Sustainable Resource Management
A Community Issue

By Dr. Rashid Qaisrani, Queensland - Australia
June 2000

The author used to work for Punjab Agriculture and now living in Australia and managing his farm with particularly interest in Conservation Farming Practices.

Why the need?

It is becoming more and more apparent that the conditions of natural resource in Pakistan is in decline, through the impact of human use of land and water. For examples of obvious impacts, we need look no further than water-logging and salinity in irrigated land, poor water quality, losses of native species and loss of wetlands and disappearing of vegetation in the dryland (Barani) areas where it is mostly needed, over extraction of groundwater (acquifier being dried up in Balochistan), over grazing, no training and lack of information to the community. The community should be kept well informed of the planning, they should rather be encouraged to participate in the planning phase.

Evidence such as this lays no doubt on the sustainability of present resource use. Not only are remedies needed for current problems, but also better management is needed for the future. Otherwise, we can expect gradual loss of natural resource base and the productive capacity. Professionals are not the only one concerned, the broader community has started feeling the effect of natural resource degradation throughout Balochistan.

What to achieve?

Sustainability is a basic goal of natural resource management - the achieving of far greater integration of environmental, social and economic values in resource management. Government action alone will not be sufficient to surmount even existing problems. The more critical role will be with private organisations and individuals. Even more important will be marrying of government and private efforts and making the government expenditures apparenbt to the public. The government officers need to improve their image in the wider community rather than expecting the public to enter into their officer bare footed after waiting outside for hours and days. Many practical measures can be taken and need support. Among them are:

  1. Improved information, better understanding and better access to resource data.
  2. An agreed understanding of what community wants to achieve.
  3. Development and implementation of priority strategies for management, through the Total Catchment Management (TCM) initiative.
  4. Development of optimal management strategies.
  5. 5. Expansion of restoration programs.

Breaking the vicious circle

It is very clear that the people of these areas are not able to cope with drought.
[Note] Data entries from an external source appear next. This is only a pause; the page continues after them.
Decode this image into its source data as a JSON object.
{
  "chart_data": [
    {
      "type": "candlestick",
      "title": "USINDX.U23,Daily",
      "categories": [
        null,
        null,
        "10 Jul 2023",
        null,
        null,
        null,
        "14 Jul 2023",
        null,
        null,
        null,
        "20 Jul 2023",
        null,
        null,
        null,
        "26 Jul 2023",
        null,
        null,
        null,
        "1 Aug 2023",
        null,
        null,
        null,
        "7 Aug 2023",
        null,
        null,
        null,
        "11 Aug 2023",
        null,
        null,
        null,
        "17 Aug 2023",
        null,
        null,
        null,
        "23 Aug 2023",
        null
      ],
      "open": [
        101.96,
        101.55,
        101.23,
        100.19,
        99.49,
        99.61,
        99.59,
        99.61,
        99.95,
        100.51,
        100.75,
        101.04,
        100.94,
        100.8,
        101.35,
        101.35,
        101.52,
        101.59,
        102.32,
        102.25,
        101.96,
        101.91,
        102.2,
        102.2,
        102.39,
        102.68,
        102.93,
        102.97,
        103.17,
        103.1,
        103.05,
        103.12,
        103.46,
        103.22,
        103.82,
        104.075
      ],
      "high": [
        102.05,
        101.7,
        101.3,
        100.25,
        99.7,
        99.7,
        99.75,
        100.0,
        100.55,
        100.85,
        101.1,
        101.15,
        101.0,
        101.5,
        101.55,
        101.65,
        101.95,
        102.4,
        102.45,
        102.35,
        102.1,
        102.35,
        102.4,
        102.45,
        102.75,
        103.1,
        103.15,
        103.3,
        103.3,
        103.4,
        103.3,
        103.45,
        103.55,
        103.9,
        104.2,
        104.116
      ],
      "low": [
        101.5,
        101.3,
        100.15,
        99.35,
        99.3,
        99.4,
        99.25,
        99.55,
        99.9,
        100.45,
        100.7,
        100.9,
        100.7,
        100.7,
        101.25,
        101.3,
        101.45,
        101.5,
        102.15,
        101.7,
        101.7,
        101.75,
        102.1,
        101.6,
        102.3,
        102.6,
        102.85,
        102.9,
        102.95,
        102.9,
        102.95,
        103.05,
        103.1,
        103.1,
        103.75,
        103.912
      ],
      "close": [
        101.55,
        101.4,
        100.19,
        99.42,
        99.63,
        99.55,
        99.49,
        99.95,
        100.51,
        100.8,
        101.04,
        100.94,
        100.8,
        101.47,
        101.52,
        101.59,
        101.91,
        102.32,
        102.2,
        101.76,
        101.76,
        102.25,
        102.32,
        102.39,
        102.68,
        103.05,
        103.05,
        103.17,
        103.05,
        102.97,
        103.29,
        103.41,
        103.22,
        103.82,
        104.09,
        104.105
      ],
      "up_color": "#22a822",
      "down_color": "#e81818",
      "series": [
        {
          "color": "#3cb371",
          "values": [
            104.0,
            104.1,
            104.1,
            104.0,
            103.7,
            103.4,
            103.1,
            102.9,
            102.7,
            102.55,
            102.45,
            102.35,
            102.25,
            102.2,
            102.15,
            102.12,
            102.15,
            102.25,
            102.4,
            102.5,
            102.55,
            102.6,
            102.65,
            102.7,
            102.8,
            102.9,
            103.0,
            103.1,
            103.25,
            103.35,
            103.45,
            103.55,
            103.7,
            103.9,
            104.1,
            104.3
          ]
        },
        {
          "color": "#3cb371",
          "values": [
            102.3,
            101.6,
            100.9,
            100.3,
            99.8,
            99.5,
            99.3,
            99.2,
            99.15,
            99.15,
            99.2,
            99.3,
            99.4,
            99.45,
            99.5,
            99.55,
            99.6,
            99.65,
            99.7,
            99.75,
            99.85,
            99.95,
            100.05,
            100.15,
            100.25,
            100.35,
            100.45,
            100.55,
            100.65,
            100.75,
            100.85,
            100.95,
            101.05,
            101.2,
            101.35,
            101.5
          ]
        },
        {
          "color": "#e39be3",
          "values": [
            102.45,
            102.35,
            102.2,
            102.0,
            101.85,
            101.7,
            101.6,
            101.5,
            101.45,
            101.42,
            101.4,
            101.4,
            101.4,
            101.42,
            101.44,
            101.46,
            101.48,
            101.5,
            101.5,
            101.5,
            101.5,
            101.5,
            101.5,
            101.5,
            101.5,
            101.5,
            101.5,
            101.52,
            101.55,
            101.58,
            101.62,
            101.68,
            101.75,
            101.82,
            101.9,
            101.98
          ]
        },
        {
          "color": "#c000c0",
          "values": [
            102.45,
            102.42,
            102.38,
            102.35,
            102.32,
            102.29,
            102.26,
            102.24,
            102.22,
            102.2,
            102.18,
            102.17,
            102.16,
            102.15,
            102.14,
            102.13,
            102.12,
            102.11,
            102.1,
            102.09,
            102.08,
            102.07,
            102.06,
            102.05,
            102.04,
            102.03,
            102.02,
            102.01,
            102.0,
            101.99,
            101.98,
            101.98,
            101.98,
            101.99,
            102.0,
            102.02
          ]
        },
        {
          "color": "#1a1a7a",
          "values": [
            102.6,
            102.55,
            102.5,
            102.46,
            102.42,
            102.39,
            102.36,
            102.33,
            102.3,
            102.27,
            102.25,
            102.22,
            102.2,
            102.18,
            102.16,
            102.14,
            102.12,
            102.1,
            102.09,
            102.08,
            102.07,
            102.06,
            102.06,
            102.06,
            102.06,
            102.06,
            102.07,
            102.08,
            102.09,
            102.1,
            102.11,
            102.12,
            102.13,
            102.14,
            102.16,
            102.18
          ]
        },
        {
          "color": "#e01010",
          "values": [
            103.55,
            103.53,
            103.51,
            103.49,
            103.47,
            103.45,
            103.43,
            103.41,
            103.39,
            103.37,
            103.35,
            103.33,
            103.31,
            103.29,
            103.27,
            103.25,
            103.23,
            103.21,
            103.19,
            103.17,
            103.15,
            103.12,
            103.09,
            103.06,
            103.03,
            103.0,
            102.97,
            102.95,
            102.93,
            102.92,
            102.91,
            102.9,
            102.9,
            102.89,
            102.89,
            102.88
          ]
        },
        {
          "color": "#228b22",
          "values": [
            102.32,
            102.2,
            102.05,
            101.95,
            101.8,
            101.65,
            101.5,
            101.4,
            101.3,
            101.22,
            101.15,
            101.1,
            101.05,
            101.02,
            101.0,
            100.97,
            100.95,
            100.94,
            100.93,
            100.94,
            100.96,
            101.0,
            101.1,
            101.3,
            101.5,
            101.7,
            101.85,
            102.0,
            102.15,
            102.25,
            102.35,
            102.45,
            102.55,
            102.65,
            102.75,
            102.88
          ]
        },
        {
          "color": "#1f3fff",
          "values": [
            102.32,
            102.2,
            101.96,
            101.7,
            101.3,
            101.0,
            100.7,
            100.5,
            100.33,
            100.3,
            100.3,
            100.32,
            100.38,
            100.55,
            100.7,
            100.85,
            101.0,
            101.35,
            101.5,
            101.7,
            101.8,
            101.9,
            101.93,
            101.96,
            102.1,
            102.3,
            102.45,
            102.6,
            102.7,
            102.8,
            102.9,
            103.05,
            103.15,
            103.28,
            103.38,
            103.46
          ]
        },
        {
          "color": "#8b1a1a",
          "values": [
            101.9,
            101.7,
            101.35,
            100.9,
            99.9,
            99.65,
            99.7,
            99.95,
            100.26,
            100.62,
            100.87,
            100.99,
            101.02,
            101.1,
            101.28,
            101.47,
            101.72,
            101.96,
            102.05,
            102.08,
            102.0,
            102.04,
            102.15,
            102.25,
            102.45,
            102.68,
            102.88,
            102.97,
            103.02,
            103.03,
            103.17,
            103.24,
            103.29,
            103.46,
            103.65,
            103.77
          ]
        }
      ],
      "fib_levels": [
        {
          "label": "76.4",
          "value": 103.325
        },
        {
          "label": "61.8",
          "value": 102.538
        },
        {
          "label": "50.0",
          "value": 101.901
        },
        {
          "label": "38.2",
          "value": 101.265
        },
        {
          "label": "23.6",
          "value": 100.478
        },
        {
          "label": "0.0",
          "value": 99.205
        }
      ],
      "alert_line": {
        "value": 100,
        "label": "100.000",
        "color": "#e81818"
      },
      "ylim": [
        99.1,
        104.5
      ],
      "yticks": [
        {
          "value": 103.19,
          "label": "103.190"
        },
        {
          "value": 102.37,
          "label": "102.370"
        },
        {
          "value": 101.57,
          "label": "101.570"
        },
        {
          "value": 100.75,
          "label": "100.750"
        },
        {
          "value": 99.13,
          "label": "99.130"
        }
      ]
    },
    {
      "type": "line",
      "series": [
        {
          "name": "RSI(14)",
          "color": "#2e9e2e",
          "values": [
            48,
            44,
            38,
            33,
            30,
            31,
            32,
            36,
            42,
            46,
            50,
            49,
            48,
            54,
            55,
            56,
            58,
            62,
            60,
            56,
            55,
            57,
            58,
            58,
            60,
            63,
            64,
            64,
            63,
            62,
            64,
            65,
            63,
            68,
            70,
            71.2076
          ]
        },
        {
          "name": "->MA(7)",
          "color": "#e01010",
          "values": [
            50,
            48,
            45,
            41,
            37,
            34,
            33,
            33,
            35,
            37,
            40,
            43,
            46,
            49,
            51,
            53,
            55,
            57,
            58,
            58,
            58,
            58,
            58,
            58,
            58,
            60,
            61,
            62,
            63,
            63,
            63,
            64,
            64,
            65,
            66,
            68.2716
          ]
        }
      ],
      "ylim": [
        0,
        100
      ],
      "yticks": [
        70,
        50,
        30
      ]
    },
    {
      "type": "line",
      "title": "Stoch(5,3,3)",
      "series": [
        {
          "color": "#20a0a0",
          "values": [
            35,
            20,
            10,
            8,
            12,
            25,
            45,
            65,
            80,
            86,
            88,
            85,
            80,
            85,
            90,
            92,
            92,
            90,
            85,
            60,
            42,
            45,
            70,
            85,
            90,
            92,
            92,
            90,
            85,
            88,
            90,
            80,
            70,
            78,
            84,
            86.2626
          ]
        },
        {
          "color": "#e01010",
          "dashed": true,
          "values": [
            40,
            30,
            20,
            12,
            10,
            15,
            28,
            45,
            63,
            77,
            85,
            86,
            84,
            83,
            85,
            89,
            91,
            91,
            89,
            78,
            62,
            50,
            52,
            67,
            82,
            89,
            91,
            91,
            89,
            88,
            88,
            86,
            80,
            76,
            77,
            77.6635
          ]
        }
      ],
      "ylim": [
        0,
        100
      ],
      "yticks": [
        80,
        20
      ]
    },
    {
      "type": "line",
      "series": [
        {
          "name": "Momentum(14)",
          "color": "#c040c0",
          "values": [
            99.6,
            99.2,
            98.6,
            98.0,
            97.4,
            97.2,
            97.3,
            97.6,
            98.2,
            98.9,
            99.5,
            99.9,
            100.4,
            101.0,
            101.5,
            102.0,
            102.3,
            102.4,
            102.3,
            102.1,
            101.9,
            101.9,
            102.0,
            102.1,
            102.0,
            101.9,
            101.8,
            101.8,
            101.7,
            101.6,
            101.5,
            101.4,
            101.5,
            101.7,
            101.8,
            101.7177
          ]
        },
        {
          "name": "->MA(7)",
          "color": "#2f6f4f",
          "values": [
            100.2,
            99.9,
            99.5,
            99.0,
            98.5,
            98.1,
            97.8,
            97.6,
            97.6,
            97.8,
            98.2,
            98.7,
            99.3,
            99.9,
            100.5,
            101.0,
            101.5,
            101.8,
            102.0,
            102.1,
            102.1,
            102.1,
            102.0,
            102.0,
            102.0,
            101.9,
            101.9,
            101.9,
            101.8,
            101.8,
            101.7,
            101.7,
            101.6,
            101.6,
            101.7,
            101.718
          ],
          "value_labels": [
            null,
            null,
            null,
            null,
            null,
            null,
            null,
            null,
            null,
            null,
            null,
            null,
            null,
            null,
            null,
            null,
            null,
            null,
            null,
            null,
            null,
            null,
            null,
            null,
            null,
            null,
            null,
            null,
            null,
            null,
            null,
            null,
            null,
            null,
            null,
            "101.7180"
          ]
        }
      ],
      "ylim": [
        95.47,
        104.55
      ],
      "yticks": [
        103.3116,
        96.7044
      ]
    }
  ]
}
In view of the present and impending resource degradation, it is clear that the current application of financial resources is not enough for rectification of existing problems and future management of the resource use. But to gain more finance will require the breaking of a vicious circle of dwindling agency funds and growing requirements. The circle has come about through a situation of less State Rupees to share between agencies, combined with a very progressive Total Catchment Management movement which is increasing client demand for agencies' core business services and creating new levels of service expectations. Breaking the circle is the first hurdle. It may require a more rational basis of charging for government agency services, better use of external funding sources, catchment based lives, the creation of catchment trusts - all these measures or some combination of them. An important ingredient should be the community having a say in priorities for government funds, through catchment management committees (need to be establishment in the broader community), and seeing that the use of funds matches the priority needs for sustainability.